Marketing, recruitment, admissions, course admin, registry, timetabling, careers, disability and well being services, international, visa and compliance, academic skills, library, student finance, estates, HR, payroll, financial services....I will have missed some!

Exactly, although I'm surprised the professional services staff outnumber the academics by so many. Perhaps catering, cleaning and security at Lancaster have not been outsourced.

Accommodation and conferencing can be added to the above list.

UniTO · 02/07/2025 15:59

The shitty end result of running education like a business... neolibralism...🙄

The difficulty is that while courses are being cut, there's no joined up agreement between institutions over who offers what. Everyone just competes.

My own course has been running for over a decade. Numbers dropped because other institutions locally added courses similar to mine in the last 4 years, including FE colleges who are also doing degrees.

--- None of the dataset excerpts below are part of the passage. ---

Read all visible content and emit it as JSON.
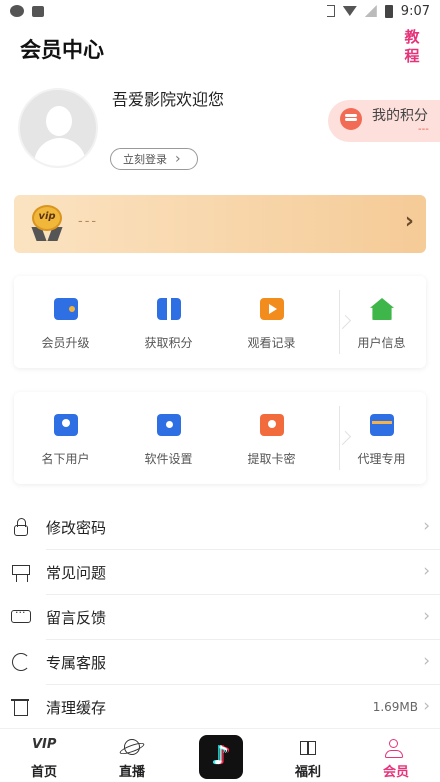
{
  "status_bar": {
    "time": "9:07"
  },
  "header": {
    "title": "会员中心",
    "tutorial": "教程"
  },
  "profile": {
    "welcome": "吾爱影院欢迎您",
    "login_label": "立刻登录",
    "login_chevron": "›"
  },
  "points": {
    "label": "我的积分",
    "value": "---"
  },
  "vip": {
    "badge": "vip",
    "status": "---",
    "arrow": "›"
  },
  "grid1": [
    {
      "label": "会员升级",
      "icon": "wallet-icon"
    },
    {
      "label": "获取积分",
      "icon": "gift-icon"
    },
    {
      "label": "观看记录",
      "icon": "video-icon"
    },
    {
      "label": "用户信息",
      "icon": "house-icon"
    }
  ],
  "grid2": [
    {
      "label": "名下用户",
      "icon": "contacts-icon"
    },
    {
      "label": "软件设置",
      "icon": "folder-user-icon"
    },
    {
      "label": "提取卡密",
      "icon": "flower-icon"
    },
    {
      "label": "代理专用",
      "icon": "card-icon"
    }
  ],
  "menu": [
    {
      "label": "修改密码",
      "icon": "lock-icon",
      "value": ""
    },
    {
      "label": "常见问题",
      "icon": "board-icon",
      "value": ""
    },
    {
      "label": "留言反馈",
      "icon": "chat-icon",
      "value": ""
    },
    {
      "label": "专属客服",
      "icon": "service-icon",
      "value": ""
    },
    {
      "label": "清理缓存",
      "icon": "trash-icon",
      "value": "1.69MB"
    }
  ],
  "menu_chevron": "›",
  "bottom_nav": [
    {
      "label": "首页",
      "icon": "vip-logo-icon",
      "glyph": "VIP"
    },
    {
      "label": "直播",
      "icon": "planet-icon"
    },
    {
      "label": "",
      "icon": "tiktok-icon",
      "glyph": "♪"
    },
    {
      "label": "福利",
      "icon": "gift-box-icon"
    },
    {
      "label": "会员",
      "icon": "person-icon",
      "active": true
    }
  ],
  "colors": {
    "accent": "#e6347a",
    "vip_gradient_start": "#fbe3c1",
    "vip_gradient_end": "#f5cb97",
    "points_bg": "#fde0dc"
  }
}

These used to be our feeder colleges and now they're also competitors.

But FE is poorly funded so they want to offer degrees because of money too.

We end up fighting for small numbers of same students.

So where we could have had a cohort of say 50 per year we have to fight for 25 with a handful being shaved off going to FE degrees and new courses that are not needed but get validated anyway.

Sorry for colleagues everywhere. It's horrible.

Policiesnotpersona · 02/07/2025 16:39

RosesAndHellebores · 02/07/2025 15:46

Exactly, although I'm surprised the professional services staff outnumber the academics by so many. Perhaps catering, cleaning and security at Lancaster have not been outsourced.

Accommodation and conferencing can be added to the above list.

As well as departmental technicians who keep the teaching labs running.